Abandonan al hombre a la muerte como a una sangre invisible que circula incesantemente por sus venas; habría que llamarla la sangre de la sumisión, la secreta sombra de la verdadera sangre que se renueva de un modo incesante para vivir.

El instinto de muerte de Freud es un descendiente de antiguas y oscuras doctrinas filosóficas, pero es todavía más peligroso que éstas, porque se viste con términos biológicos que gozan de prestigio en el mundo moderno.

Esta Psicología que no es Filosofía vive de lo peor de la herencia de la Filosofía.

Los filósofos del lenguaje que no se ocupan de la muerte, como si fuera algo «metafísico». Pero que la muerte haya ido a parar a la Metafísica no modifica para nada una realidad: es el factum más antiguo de todos, más antiguo y más decisivo que todas las lenguas.

Los estoicos vencen a la muerte con la muerte. La muerte que uno mismo se da no le puede hacer nada, por esto no tiene por qué temerla.
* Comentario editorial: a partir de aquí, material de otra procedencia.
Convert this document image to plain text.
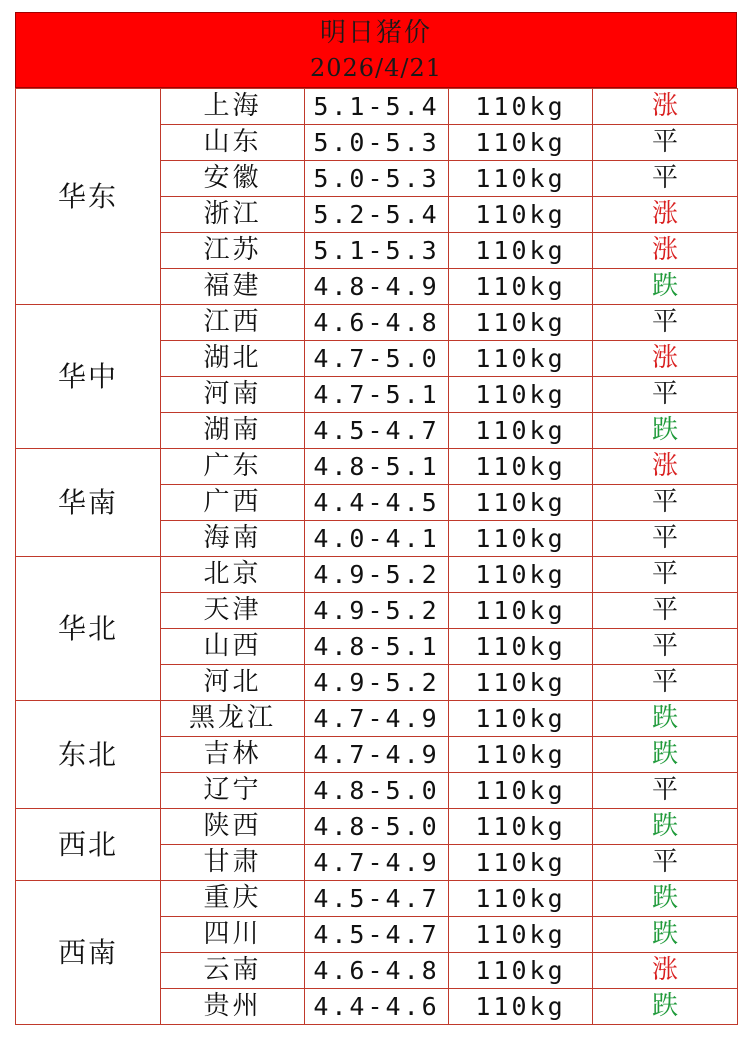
明日猪价
2026/4/21
华东	上海	5.1-5.4	110kg	涨
	山东	5.0-5.3	110kg	平
	安徽	5.0-5.3	110kg	平
	浙江	5.2-5.4	110kg	涨
	江苏	5.1-5.3	110kg	涨
	福建	4.8-4.9	110kg	跌
华中	江西	4.6-4.8	110kg	平
	湖北	4.7-5.0	110kg	涨
	河南	4.7-5.1	110kg	平
	湖南	4.5-4.7	110kg	跌
华南	广东	4.8-5.1	110kg	涨
	广西	4.4-4.5	110kg	平
	海南	4.0-4.1	110kg	平
华北	北京	4.9-5.2	110kg	平
	天津	4.9-5.2	110kg	平
	山西	4.8-5.1	110kg	平
	河北	4.9-5.2	110kg	平
东北	黑龙江	4.7-4.9	110kg	跌
	吉林	4.7-4.9	110kg	跌
	辽宁	4.8-5.0	110kg	平
西北	陕西	4.8-5.0	110kg	跌
	甘肃	4.7-4.9	110kg	平
西南	重庆	4.5-4.7	110kg	跌
	四川	4.5-4.7	110kg	跌
	云南	4.6-4.8	110kg	涨
	贵州	4.4-4.6	110kg	跌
El que se ha cortado la cabeza no siente dolor alguno.

No hay nada que acabemos de saber ahora mismo: lo que creemos acabar de saber ahora mismo lo sabemos desde hace tiempo.

Sólo cuenta el saber que ha estado descansando secretamente en nosotros.

El vanidoso no le quiere pedir ayuda a Dios antes de tiempo. Primero, como en un espejo, le gusta verse a sí mismo en la fuerza que no tiene; mira cómo desaparece lo que ha pretendido tener, se alegra de su debilidad y, de repente, con una increíble desvergüenza, dice: Dios; como si éste hubiera estado siempre secretamente a su favor.

Una lengua que llega hasta el infierno.

Todos se colocaron como si fueran monumentos y esperaron impávidos. Hasta la próxima moda; luego empezaron a moverse y agitarse.

Descanso, hasta que se vuelva a encontrar la eternidad.

Un mundo que no suscite la pasión de aquel en el cual este mundo penetra, no es ningún mundo. La simple infiltración no es nada. El hombre, que es como un terreno calcáreo, tiene que formar sus ríos subterráneos, y éstos deben salir a la luz de un modo intempestuoso e inesperado.

Una tormenta que dura una semana. Oscuridad por todas partes. Leer sólo cuando relampaguea. Acordarse de lo leído a la luz de los rayos y enlazarlo.

¿Cuántas palabras de halago necesita el hombre para ser mejor? Le dicen como es según ellos , y él se gusta así mismo. No hay ninguna cabeza que no sea interesante. Lo único que hay que hacer es meterse en ella.

Uno se pregunta si hacer intencionadamente una recapitulación de sí mismo en la vejez es algo punible. Porque se podría pensar que bajo el peso de lo rememorado se cerrara uno a lo externo, no quisiera asimilar nada más y no lo asimilara.